Big Oil’s time running out at the Port of Vancouver? We hope so.

Clock Ticking On Port Oil Terminal Decision

By Dan Serres, Conservation Director

In 2013, the Port of Vancouver signed a controversial lease agreement with Tesoro and Savage companies to build North America’s largest oil-by-rail terminal. Now, after almost three years and over a dozen catastrophic oil train accidents, the Port of Vancouver must make a new decision about the lease for Tesoro’s proposed oil-by-rail terminal.

The Tesoro Savage project, calling itself “Vancouver Energy,” would be capable of shipping 15 million gallons and four or more trains loaded with volatile crude oil through downtown Vancouver, downtown Spokane, and Columbia River Gorge communities daily. According to a March 5, 2016, story about the lease in The Columbian, “...the Port now has the option to get out of it without penalty.” Because Tesoro has not received permits necessary to proceed with its project, the Port is able to unilaterally terminate the lease. Critically, the Port Commission must act by August 1, 2016, or it will waive its ability to terminate the lease.

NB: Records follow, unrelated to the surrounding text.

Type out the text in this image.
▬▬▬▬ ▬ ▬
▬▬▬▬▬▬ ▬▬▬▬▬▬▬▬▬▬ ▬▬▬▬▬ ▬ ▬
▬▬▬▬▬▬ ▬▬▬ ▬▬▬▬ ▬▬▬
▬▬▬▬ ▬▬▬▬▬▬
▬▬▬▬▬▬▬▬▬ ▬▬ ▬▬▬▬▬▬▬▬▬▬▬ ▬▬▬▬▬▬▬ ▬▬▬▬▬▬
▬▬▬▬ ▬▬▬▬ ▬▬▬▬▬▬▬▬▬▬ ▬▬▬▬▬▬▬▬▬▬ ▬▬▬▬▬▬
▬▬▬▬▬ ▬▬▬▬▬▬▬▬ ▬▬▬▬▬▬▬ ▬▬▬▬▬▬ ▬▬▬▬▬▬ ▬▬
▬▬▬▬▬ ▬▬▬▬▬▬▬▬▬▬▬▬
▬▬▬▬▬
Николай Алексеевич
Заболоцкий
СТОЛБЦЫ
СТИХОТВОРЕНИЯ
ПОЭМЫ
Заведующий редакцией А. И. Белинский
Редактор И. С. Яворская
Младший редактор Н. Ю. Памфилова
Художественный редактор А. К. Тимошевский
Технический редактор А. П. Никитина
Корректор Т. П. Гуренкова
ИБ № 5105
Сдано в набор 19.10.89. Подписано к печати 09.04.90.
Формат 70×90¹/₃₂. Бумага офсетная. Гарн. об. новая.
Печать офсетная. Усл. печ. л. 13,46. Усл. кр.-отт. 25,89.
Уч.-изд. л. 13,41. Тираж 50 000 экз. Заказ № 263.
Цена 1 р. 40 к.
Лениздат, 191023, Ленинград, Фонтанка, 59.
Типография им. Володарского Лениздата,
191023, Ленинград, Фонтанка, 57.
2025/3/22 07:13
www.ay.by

Calling on three years of experience in watching disastrous oil train derailments and generating hundreds of thousands of comments in opposition to Tesoro Savage, Vancouver business owners, health professionals, neighborhood leaders and climate activists have publicly urged the Port of Vancouver’s Commission to terminate its lease with the Port of Vancouver by August 1, 2016.  And The Columbian editorialized with a hard-hitting call for the Port to terminate the lease for the Tesoro Savage proposal, writing, “the proposed oil terminal is anathema to an appropriate vision for a thriving city.”

We are encouraging the Port Commission to take this opportunity to end the Tesoro Savage project. They will receive wide support from firefighters, elected officials, tribal nations, fishermen, teachers, health professionals, the City of Vancouver, the City of Portland, the Spokane City Council, and dozens of communities and groups in the Columbia River Gorge.

The facts are clear, the Port of Vancouver’s Commission can show strong, visionary leadership by steering the Port away from oil-by-rail and towards cleaner projects that the community will support.